The Place of Motivation in the Cours de Linguistique Générale

The Cours de linguistique générale emphasizes that the principle of the arbitrary nature of the sign is foundation stone of the linguistics that Saussure sought to promote (it dominates the whole of the "linguistique de la langue," he wrote; its consequences are innumerable). The emphasis on this principle in the Course had profound consequences for the employment of Saussurian linguistics in the discourses of structuralism and semiology. Roland Barthes claimed that "S'il y a une santé du signe, c'est l'arbitraire du signe qui la fonde," so that arbitrariness became a moral value as well as a central semiotic principle, and a good deal of semiotic analysis was devoted to exposing the unjustified ideological motivations that societies have allowed to encrustate signs that are in principle arbitrary.

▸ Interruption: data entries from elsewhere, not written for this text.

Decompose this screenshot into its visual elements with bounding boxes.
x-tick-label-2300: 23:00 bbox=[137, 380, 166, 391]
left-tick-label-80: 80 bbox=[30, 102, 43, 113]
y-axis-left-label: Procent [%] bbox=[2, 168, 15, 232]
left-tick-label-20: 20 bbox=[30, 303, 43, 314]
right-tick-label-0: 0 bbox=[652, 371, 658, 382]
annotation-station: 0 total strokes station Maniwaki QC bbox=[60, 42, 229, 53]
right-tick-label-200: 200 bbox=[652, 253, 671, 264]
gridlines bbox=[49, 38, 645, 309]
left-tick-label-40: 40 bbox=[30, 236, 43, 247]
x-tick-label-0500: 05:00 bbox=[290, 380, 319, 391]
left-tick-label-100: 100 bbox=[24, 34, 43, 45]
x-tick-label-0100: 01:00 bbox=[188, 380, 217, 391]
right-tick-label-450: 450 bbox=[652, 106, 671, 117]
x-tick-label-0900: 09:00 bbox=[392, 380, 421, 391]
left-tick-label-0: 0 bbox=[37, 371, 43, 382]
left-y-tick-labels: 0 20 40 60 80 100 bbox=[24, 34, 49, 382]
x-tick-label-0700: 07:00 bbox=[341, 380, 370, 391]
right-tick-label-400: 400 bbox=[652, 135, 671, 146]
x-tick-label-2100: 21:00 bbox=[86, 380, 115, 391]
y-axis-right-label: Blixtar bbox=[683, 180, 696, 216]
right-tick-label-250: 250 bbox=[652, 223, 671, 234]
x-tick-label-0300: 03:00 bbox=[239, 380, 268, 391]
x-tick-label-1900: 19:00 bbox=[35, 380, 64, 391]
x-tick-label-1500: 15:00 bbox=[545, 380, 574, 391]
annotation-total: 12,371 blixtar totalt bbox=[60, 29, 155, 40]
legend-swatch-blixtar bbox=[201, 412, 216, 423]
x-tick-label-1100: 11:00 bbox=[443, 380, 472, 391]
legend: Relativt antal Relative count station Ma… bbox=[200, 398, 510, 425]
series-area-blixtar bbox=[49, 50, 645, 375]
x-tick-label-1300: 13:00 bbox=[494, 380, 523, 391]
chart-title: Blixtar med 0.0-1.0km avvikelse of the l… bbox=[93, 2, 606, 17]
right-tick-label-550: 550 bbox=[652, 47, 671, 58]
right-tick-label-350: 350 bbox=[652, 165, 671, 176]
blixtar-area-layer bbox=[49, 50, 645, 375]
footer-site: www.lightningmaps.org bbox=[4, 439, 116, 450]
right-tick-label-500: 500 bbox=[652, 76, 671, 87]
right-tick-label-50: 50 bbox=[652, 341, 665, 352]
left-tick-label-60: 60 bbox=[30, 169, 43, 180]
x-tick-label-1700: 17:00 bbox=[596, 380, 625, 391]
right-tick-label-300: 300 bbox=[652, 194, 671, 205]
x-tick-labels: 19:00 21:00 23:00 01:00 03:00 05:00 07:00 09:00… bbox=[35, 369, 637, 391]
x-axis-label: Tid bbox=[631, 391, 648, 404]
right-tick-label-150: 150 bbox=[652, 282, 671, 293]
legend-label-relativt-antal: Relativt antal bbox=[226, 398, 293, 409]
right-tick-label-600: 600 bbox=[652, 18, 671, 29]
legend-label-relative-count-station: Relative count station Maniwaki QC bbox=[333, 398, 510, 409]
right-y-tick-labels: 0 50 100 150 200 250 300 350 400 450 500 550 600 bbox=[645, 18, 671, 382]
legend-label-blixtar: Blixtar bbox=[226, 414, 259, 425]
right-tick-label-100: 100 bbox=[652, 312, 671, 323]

But revisiting the notes on which the Course was based, however, one can see that Saussure in fact gave considerable weight to processes of motivation in the linguistic system, though the ordering of the published course relegated these discussions to a minor place, after the major issues had been discussed. By examining the lecture notes one can imagine alternative ways of constructing the Cours which might have given the notion of motivation greater prominence and integrated it more fully in the Saussurian account of linguistic structure. What are the consequences of giving appropriate weight to these discussions of motivation as a fundamental linguistic mechanism – one that contributes in a major way to the structure of a language and enables signs sequences to be understood? In this paper I will attempt to describe what I think is the place that the principle of motivation deserves in a Saussurian linguistics, its relation to the fundamental principal of arbitrariness, and speculate about the consequences that this might have for semiotic inquiry.